Keeping separatist voters behind them is thus very important – especially when the SNP coalition is otherwise very divided on actual policy questions. The prospect of an imminent poll also helps to keep nationalist activists motivated.
But there’s a second, more human reason, again mentioned by Massie: Sturgeon is suddenly running out of time. Just as Alex Salmond got reckless when he sensed his chance to be the man who led Scotland out of the Union was slipping away, so too does his successor seem very reluctant to accept that her chance may never come.
Whilst this fudge might help to hold the Nationalist coalition together, it also suits their opponents: by keeping the constitution on the table Sturgeon has ensured that Ruth Davidson can keep playing her strongest card, opposition to another referendum, even as she harries the Scottish Government on its domestic record.
Green candidate mounts legal challenge to Conservative/DUP deal
During the Government’s negotiations with the Democratic Unionists there were a lot of very bad takes on the implications for the Good Friday Agreement. Now the i reveals that a Green candidate from Northern Ireland has put his money where his mouth is.
As Sam McBride (normally of the News Letter) points out on Twitter, the logic of this challenge would create a (genuine) constitutional crisis in the unlikely event it was upheld by the courts. It would place a formal legal bar on Northern Irish MPs participating in the government of their country and potentially contravene the Universal Declaration of Human Rights.

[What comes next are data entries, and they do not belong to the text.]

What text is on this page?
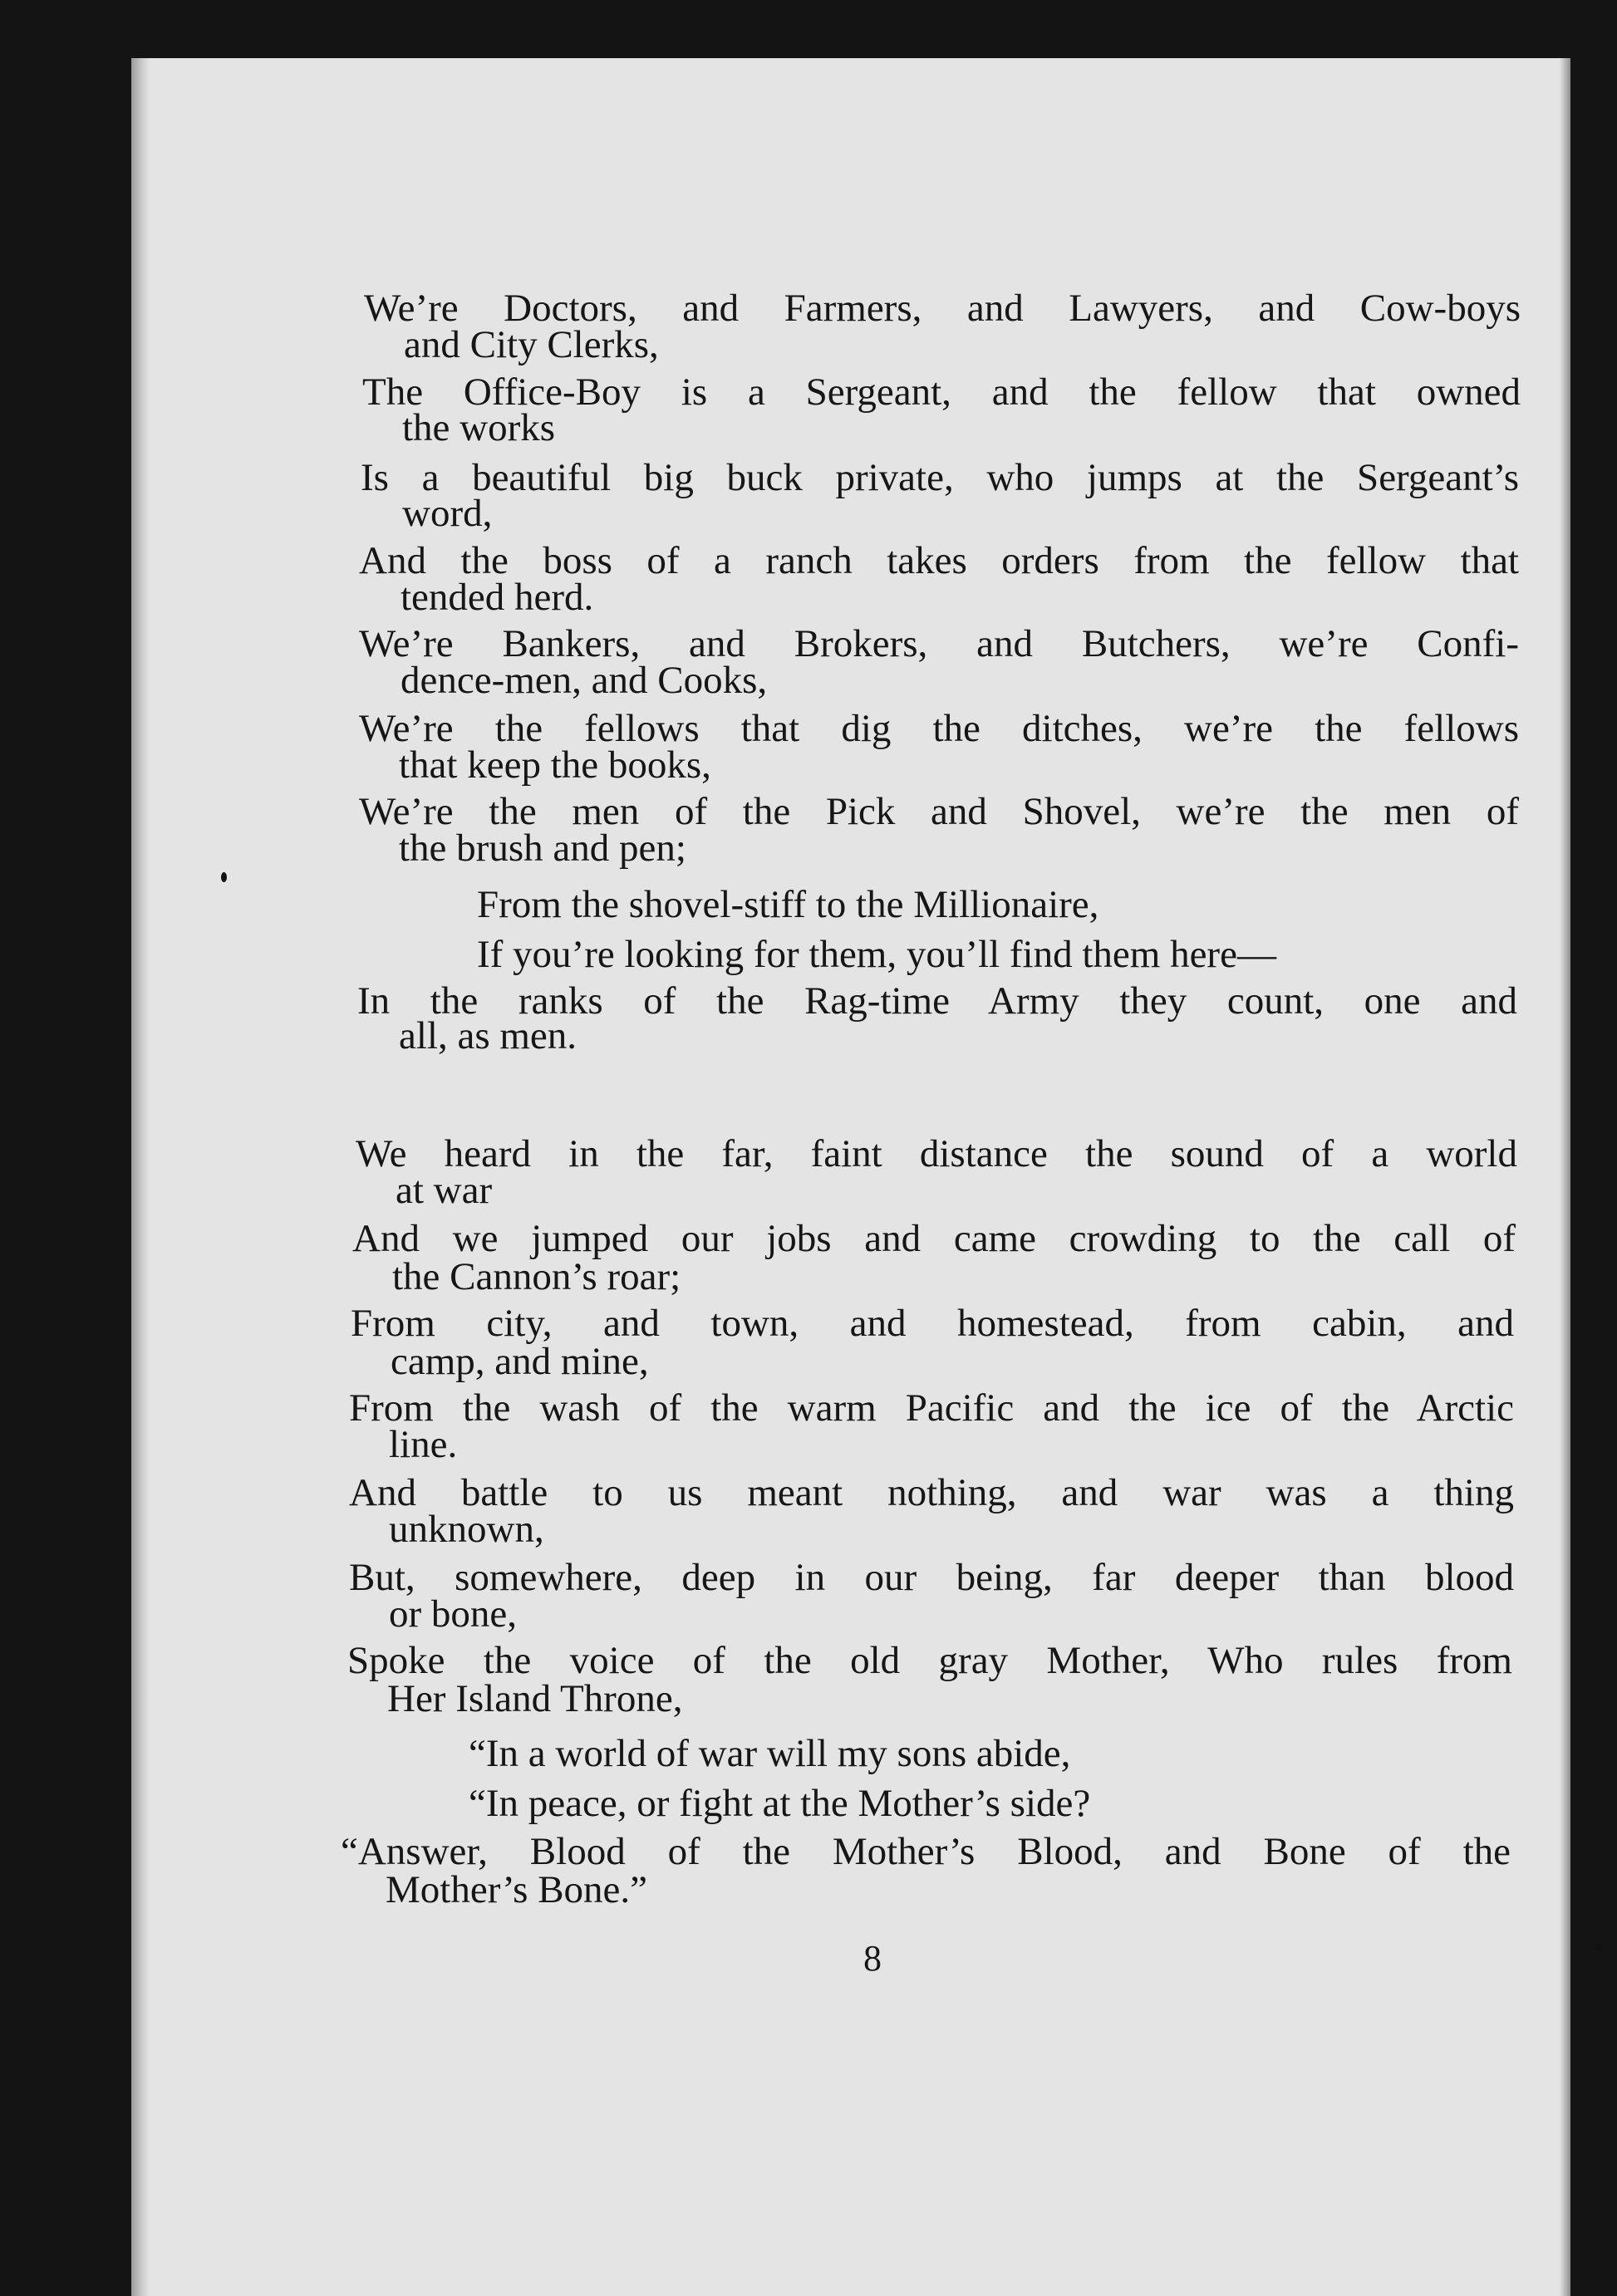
We’re Doctors, and Farmers, and Lawyers, and Cow-boys
and City Clerks,
The Office-Boy is a Sergeant, and the fellow that owned
the works
Is a beautiful big buck private, who jumps at the Sergeant’s
word,
And the boss of a ranch takes orders from the fellow that
tended herd.
We’re Bankers, and Brokers, and Butchers, we’re Confi-
dence-men, and Cooks,
We’re the fellows that dig the ditches, we’re the fellows
that keep the books,
We’re the men of the Pick and Shovel, we’re the men of
the brush and pen;
From the shovel-stiff to the Millionaire,
If you’re looking for them, you’ll find them here—
In the ranks of the Rag-time Army they count, one and
all, as men.
We heard in the far, faint distance the sound of a world
at war
And we jumped our jobs and came crowding to the call of
the Cannon’s roar;
From city, and town, and homestead, from cabin, and
camp, and mine,
From the wash of the warm Pacific and the ice of the Arctic
line.
And battle to us meant nothing, and war was a thing
unknown,
But, somewhere, deep in our being, far deeper than blood
or bone,
Spoke the voice of the old gray Mother, Who rules from
Her Island Throne,
“In a world of war will my sons abide,
“In peace, or fight at the Mother’s side?
“Answer, Blood of the Mother’s Blood, and Bone of the
Mother’s Bone.”
8
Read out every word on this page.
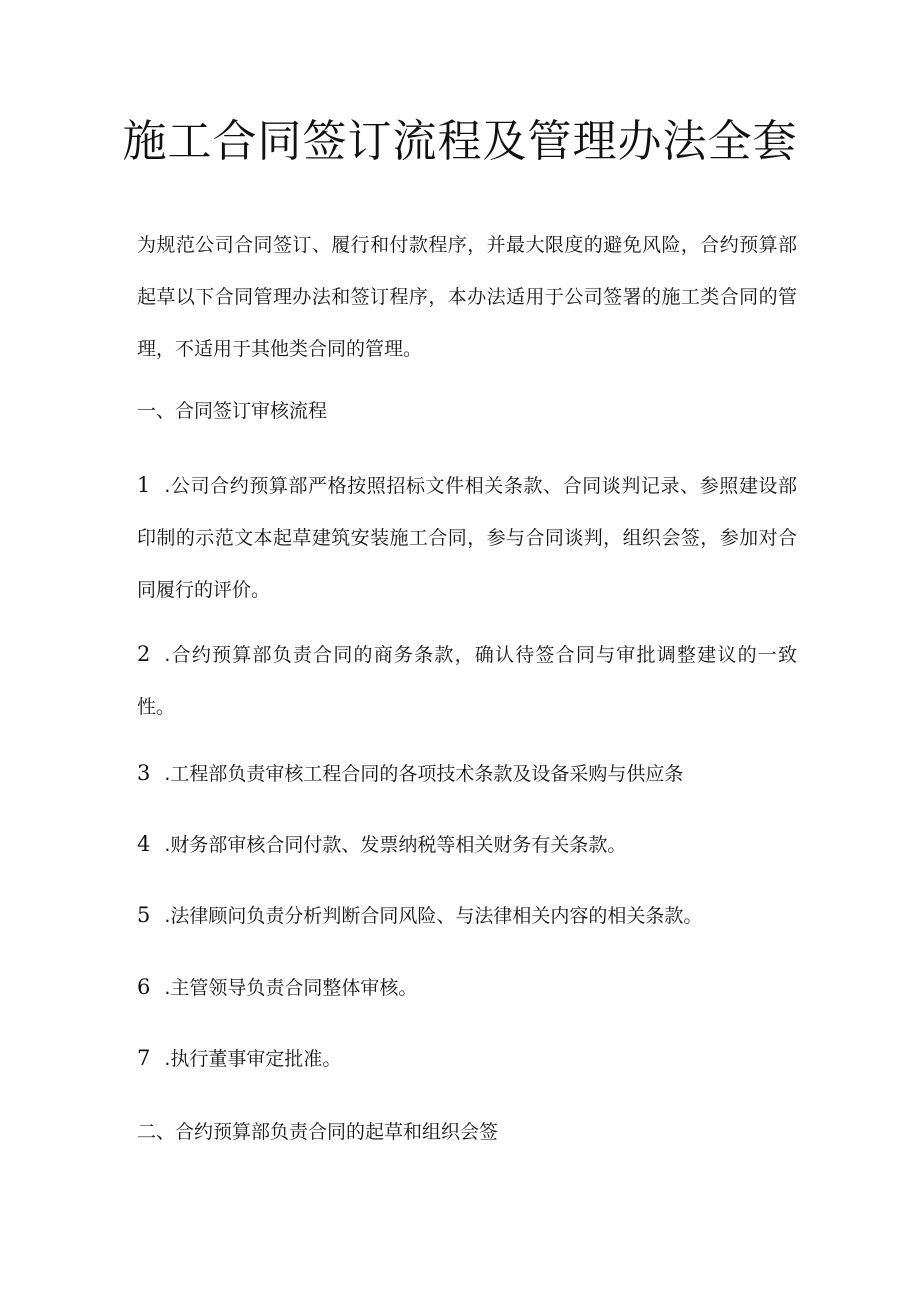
施工合同签订流程及管理办法全套

为规范公司合同签订、履行和付款程序，并最大限度的避免风险，合约预算部起草以下合同管理办法和签订程序，本办法适用于公司签署的施工类合同的管理，不适用于其他类合同的管理。

一、合同签订审核流程

1 .公司合约预算部严格按照招标文件相关条款、合同谈判记录、参照建设部印制的示范文本起草建筑安装施工合同，参与合同谈判，组织会签，参加对合同履行的评价。

2 .合约预算部负责合同的商务条款，确认待签合同与审批调整建议的一致性。

3 .工程部负责审核工程合同的各项技术条款及设备采购与供应条

4 .财务部审核合同付款、发票纳税等相关财务有关条款。

5 .法律顾问负责分析判断合同风险、与法律相关内容的相关条款。

6 .主管领导负责合同整体审核。

7 .执行董事审定批准。

二、合约预算部负责合同的起草和组织会签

Such a severe reinterpretation of the Agreement might also have a severe impact on its support amongst Unionists. During the campaign to get it signed no party suggested that it would forever ban Ulster representatives from UK government – whilst allowing Sinn Fein to take office in Dublin.
Meanwhile, the SNP are trying to make hay from the arrangement by wilfully misunderstanding how the Barnett Formula works and demanding that David Mundell, the Scottish Secretary, deliver either cash or his resignation. He’s having none of it.
Adams says ‘new approach’ needed for Irish nationalists as Brexit hopes fade
Gerry Adams, the life president of Sinn Fein, has said that republicans need to change their tactics if they’re to persuade unionists of the benefits of a ‘united Ireland’.
Instead of focusing purely on “the negative aspects of our four centuries of shared history”, he argued, nationalists should instead try to build a programme around “good neighbourliness and the common good”.
(Whilst this sounds good, it remains rooted in classic republican refusal to credit unionists’ Britishness as something equally tangible and legitimate as Irish nationalism. Nobody is suggesting that Sinn Fein could ever move on sufficiently from the ‘negative aspects’ of Anglo-Irish history, or re-imagine their sense of Irishness enough, to support the Union.)
This change of tone comes after the Democratic Unionist Party, led by Arlene Foster, secured an extraordinary rebound at the general election, picking up two seats and taking almost 300,000 votes, up from just 185,000 in 2015.
After a dire result in March’s snap Assembly election, which saw Sinn Fein draw within one seat of tying with the DUP for largest party, this result seems to have taken some of the wind out of nationalist sails. Like the SNP, Sinn Fein strategists convinced themselves that, despite the balance of the economic case overwhelmingly favouring the Union with Great Britain, Brexit might provide them with an opening to tempt pro-UK voters into supporting accession to the Republic of Ireland in order to maintain EU membership.
But the close-run Assembly elections, where the DUP were dragged down by a public spending scandal centred on Foster, appears to have had the counter-productive effect of rallying unionist voters behind the DUP even as nationalists consolidated behind Sinn Fein, leaving the more moderate Ulster Unionists and SDLP with no MPs.